While our study demonstrated significant upregulation of apoptosis-related genes at the transcriptional level (CASP3, CASP9, BAX), we acknowledge that protein-level validation is essential to confirm functional apoptosis execution. Previous studies have established strong correlations between mRNA and protein levels for these key apoptosis regulators in breast cancer cells [
50]. For instance, Sarkar et al. showed that curcumin-induced CASP3 mRNA upregulation directly translated to increased cleaved caspase-3 protein in MCF-7 cells. Similarly, the BAX/BCL-2 ratio, a critical determinant of mitochondrial apoptosis commitment, has been consistently shown to correlate at both transcriptional and translational levels in response to chemotherapeutic agents [
28]. Nevertheless, it should be emphasized that mRNA abundance does not invariably predict protein activity, particularly for caspases, which require post-translational cleavage for activation. Therefore, although our transcriptional findings are directionally consistent with intrinsic apoptotic activation and are supported by functional assays (Annexin V positivity and caspase activity measurements), future studies incorporating Western blot or immunodetection of cleaved caspase forms and BAX/BCL-2 protein levels would further strengthen mechanistic confirmation.

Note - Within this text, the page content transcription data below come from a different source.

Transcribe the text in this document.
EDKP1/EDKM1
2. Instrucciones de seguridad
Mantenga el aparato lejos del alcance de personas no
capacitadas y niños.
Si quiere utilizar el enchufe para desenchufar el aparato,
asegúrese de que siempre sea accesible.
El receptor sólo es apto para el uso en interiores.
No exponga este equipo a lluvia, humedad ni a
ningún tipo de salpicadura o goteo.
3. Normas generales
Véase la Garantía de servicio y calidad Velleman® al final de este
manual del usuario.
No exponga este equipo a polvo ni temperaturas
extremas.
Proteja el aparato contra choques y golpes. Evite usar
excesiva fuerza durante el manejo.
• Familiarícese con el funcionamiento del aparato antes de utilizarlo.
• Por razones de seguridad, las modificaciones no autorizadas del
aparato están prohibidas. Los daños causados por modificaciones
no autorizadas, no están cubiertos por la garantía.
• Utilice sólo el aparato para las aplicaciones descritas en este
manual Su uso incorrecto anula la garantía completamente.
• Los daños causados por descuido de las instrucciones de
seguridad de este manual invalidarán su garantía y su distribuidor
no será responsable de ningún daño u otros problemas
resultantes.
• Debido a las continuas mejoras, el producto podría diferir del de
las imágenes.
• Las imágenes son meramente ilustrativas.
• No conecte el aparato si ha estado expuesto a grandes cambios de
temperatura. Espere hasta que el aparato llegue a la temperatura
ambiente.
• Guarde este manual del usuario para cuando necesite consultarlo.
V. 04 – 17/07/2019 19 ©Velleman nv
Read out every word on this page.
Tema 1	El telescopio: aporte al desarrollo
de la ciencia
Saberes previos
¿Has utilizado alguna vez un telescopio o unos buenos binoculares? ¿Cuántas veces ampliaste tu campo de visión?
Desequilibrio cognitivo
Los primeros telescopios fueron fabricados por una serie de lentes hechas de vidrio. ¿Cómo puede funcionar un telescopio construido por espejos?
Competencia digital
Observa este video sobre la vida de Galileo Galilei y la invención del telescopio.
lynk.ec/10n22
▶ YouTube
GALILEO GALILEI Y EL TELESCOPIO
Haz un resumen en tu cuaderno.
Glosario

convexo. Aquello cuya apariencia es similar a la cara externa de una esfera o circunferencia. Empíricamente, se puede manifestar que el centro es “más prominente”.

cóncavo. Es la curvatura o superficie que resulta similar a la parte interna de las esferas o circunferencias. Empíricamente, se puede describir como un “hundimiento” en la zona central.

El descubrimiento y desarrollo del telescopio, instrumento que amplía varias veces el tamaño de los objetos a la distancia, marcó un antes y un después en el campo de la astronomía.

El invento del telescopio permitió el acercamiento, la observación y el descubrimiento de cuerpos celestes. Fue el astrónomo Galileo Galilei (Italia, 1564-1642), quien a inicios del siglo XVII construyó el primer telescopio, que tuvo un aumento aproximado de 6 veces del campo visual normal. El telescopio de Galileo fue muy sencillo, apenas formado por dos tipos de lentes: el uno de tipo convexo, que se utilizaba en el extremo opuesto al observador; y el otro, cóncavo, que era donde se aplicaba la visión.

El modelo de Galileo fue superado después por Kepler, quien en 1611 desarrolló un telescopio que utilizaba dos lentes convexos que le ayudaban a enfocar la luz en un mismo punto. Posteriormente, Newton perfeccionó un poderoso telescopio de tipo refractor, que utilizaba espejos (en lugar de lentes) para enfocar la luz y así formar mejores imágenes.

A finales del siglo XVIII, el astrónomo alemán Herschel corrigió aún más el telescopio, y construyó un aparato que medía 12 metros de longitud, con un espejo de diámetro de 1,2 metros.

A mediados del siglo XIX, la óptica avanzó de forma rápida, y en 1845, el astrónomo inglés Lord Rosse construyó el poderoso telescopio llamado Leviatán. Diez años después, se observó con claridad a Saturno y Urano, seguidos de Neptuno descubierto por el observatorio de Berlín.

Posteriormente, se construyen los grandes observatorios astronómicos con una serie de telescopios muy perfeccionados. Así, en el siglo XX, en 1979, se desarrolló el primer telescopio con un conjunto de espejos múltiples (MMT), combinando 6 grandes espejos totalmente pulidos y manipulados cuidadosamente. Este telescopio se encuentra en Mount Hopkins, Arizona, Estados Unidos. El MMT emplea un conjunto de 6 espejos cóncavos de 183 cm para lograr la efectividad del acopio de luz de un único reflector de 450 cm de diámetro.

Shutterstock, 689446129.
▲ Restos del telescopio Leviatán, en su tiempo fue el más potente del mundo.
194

Nevertheless, future studies should include Western blot analysis of cleaved CASP3, cleaved CASP9, PARP cleavage, and quantitative assessment of BAX/BCL-2 protein ratios to provide definitive protein-level confirmation. Integration of these protein-based endpoints with the already established caspase activity assays would further substantiate execution-phase apoptosis. Additional techniques such as immunocytochemistry and confocal imaging to visualize mitochondrial localization and cytochrome c release would further strengthen these findings. Moreover, in vivo validation of the Cur and Gem combination using orthotopic and patient-derived xenograft models, particularly in triple-negative breast cancer, is warranted to confirm therapeutic efficacy within a physiologically relevant tumor microenvironment. Incorporation of optimized Cur delivery platforms will be critical to overcome pharmacokinetic limitations and evaluate therapeutic efficacy at clinically relevant exposure levels. In addition, direct assessment of intracellular redox dynamics, including mitochondrial-specific ROS measurements and real-time ΔΨm monitoring, as well as DNA damage response markers, will further refine the mechanistic framework proposed here. Expanding this strategy to additional breast cancer subtypes and drug-resistant models may facilitate biomarker-driven patient stratification and rational clinical translation.